Falcone was the target of jokes about roaring out of City Hall, figuratively, on a Harley Davidson. “Maybe she even packs a gun,” cracked one roaster, this writer. The two other roasters, Paul Berenson and Hillary Blackerby, added more motorcycle jokes, then turned to Horton’s long and earnest campaign for commuter rail. So far, it’s yet to happen. If Horton had been mayor, I suggested, the council would probably have met in a boxcar.

Horton somehow managed to serve two terms without making an enemy, at least that anyone’s noticed. And now it’s too late.

There were plenty of cracks about the controversial blue line public art project that was proposed, to show how high global warming might cause part of the city to become awash with ocean water. (Odd how seemingly innocent ideas generate a political firestorm.) The Democrats presented Blum with a crown festooned with tiny campaign signs, including one reading Yes on Measure B (the failed height-limit proposition) and one displaying a band of, yes, blue.

Although Democrats have a reputation for feuding, all was sweetness and light aside from the roasting.

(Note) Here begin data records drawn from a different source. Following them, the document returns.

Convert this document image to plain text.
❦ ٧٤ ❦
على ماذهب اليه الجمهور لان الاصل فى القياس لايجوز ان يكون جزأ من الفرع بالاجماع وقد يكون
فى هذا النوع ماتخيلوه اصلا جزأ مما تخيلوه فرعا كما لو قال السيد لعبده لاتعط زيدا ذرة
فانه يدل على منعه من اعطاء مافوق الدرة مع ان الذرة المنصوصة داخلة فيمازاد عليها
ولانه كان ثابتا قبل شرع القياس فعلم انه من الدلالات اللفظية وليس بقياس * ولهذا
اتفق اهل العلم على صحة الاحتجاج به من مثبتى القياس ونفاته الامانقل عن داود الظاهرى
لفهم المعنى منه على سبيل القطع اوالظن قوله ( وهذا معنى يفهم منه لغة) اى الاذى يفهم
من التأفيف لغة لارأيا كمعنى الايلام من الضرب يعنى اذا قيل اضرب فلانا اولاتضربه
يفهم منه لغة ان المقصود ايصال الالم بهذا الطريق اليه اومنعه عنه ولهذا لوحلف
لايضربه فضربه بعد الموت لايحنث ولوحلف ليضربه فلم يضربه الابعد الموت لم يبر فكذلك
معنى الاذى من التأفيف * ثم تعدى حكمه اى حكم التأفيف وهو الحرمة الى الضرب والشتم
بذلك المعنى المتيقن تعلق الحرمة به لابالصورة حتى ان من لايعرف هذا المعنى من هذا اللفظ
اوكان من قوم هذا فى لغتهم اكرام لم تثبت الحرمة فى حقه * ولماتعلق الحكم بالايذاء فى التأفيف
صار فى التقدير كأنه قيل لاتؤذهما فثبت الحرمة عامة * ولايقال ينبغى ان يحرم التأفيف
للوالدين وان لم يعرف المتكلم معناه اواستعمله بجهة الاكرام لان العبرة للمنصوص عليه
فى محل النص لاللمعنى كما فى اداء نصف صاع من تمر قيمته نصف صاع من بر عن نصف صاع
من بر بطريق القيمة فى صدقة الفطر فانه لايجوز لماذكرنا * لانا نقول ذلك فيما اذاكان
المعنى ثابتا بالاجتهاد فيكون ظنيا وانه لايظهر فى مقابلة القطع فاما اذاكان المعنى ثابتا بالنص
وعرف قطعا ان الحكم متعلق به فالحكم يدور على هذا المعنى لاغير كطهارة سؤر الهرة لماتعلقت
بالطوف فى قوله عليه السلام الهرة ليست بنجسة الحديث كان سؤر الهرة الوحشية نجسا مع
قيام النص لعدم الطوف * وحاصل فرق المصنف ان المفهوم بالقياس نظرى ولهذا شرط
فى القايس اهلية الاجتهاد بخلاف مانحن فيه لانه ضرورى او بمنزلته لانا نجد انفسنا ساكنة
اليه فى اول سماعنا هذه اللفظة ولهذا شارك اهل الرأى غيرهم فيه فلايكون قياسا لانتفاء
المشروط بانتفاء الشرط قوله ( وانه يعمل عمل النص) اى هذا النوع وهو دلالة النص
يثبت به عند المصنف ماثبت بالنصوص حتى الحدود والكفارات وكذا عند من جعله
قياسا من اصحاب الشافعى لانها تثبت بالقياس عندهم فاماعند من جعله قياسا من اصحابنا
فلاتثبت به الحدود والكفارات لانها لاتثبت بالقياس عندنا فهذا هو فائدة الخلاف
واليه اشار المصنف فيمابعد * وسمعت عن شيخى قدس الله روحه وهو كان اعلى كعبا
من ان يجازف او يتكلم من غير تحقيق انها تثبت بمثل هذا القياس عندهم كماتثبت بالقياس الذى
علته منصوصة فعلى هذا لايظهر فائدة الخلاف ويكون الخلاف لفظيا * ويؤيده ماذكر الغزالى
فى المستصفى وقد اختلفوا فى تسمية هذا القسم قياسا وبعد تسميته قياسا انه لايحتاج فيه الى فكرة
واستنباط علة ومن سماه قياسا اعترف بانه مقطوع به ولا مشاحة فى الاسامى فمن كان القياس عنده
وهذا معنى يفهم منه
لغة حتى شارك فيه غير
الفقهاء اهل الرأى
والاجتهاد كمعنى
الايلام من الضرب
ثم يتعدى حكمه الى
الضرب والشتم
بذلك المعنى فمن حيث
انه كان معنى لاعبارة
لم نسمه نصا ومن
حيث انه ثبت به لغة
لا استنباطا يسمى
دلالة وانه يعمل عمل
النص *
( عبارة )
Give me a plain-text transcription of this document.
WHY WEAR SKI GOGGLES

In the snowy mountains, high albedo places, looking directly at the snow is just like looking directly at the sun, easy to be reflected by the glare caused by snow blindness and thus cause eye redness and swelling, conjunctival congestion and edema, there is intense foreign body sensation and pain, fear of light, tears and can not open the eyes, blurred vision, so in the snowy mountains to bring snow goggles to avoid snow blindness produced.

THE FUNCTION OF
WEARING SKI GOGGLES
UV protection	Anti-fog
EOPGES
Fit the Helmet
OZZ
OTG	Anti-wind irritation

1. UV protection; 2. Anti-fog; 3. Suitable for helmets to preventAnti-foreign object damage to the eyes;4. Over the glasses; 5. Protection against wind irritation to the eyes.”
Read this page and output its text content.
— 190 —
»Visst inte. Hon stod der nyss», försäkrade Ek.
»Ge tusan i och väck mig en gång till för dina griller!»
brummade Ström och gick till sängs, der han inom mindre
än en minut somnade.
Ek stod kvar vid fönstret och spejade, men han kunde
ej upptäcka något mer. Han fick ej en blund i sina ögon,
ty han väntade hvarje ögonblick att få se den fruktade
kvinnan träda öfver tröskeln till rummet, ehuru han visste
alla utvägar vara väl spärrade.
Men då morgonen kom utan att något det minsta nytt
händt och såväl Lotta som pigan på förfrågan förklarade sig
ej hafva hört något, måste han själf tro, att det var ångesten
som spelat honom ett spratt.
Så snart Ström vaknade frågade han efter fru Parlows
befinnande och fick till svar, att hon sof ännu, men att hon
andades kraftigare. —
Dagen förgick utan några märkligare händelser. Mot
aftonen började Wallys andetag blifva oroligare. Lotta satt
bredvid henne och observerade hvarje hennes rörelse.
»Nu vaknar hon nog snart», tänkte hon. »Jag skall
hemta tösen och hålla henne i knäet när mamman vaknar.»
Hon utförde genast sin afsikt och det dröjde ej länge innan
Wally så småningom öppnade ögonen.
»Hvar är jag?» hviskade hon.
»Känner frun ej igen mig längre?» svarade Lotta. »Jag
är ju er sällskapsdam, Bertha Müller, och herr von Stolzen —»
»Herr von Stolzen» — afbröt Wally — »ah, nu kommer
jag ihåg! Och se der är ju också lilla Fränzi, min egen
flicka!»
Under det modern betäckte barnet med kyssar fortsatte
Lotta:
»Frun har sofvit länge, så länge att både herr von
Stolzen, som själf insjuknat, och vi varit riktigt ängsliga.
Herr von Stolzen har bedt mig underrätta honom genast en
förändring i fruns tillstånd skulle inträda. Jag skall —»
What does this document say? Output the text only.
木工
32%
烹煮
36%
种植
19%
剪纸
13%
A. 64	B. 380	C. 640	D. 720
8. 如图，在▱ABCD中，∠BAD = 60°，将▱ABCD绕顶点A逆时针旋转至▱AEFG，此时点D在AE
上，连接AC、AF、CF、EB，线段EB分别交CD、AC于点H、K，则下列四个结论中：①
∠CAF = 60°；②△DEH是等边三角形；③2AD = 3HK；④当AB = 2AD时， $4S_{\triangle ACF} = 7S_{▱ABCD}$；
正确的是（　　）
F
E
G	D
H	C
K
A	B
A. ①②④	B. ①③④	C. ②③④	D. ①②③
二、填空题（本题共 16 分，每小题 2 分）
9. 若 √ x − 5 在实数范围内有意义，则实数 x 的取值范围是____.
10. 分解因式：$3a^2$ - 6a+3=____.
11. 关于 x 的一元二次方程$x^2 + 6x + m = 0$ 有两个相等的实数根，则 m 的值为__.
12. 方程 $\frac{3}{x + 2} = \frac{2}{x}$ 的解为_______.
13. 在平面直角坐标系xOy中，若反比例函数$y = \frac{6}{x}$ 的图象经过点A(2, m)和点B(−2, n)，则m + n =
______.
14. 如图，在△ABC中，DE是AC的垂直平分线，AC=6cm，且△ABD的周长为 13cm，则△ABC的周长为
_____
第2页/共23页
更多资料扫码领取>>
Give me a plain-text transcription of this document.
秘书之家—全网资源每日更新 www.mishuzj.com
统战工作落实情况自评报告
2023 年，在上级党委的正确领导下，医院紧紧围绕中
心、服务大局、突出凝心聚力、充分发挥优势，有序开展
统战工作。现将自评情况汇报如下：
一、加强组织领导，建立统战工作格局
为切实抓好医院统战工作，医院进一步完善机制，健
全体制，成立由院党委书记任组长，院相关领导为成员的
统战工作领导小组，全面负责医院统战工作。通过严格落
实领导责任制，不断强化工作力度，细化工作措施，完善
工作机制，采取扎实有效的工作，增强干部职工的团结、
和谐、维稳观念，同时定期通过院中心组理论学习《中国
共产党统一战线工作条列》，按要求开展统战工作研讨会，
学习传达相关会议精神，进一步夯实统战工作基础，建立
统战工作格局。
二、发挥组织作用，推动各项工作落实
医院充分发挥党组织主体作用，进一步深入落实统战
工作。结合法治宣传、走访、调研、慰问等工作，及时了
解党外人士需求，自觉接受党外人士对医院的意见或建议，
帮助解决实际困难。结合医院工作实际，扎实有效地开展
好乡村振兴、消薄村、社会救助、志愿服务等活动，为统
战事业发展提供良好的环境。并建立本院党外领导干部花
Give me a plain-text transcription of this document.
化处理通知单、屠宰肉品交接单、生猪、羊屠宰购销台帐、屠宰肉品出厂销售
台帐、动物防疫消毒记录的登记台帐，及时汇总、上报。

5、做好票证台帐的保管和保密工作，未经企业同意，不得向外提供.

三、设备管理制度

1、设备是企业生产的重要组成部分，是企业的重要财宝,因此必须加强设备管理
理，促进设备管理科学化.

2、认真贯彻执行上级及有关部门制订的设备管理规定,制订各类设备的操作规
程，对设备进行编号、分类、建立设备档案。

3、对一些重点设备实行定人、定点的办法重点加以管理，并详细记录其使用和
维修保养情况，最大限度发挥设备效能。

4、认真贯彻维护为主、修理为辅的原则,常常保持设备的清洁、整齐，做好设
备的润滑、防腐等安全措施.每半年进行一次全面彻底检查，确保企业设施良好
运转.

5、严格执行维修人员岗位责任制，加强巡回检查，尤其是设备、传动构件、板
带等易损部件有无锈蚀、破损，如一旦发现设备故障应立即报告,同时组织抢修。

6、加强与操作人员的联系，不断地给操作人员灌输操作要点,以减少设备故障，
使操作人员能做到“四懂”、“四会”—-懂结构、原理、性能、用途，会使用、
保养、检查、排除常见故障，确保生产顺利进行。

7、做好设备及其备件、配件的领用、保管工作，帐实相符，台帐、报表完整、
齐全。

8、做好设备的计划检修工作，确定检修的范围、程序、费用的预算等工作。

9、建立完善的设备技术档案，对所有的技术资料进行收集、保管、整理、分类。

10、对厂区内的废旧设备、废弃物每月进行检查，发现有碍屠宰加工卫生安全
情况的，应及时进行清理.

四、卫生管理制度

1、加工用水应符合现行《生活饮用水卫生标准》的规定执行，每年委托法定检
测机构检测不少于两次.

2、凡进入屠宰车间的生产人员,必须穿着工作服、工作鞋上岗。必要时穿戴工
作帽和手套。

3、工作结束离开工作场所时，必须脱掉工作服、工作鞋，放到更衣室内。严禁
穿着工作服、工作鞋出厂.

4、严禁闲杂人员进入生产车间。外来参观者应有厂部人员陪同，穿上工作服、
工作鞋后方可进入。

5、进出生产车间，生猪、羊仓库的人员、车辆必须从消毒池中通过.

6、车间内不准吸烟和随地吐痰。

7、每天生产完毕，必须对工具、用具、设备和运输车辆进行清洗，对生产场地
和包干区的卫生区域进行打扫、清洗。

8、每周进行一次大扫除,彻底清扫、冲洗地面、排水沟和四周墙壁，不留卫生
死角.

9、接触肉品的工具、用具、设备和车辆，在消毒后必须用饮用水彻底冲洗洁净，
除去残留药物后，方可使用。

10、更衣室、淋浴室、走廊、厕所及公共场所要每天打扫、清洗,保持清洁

On hand were the two Democrats battling to win the June primary for Assembly, Das Williams and Susan Jordan, and two other politicos said to be at odds, 1st District Supervisor Salud Carbajal and Assemblyman Pedro Nava, who is termed-out and running for attorney general—and working to get his wife, Susan Jordan, elected.

TV newsman John Palminteri was scintillating as MC, as usual.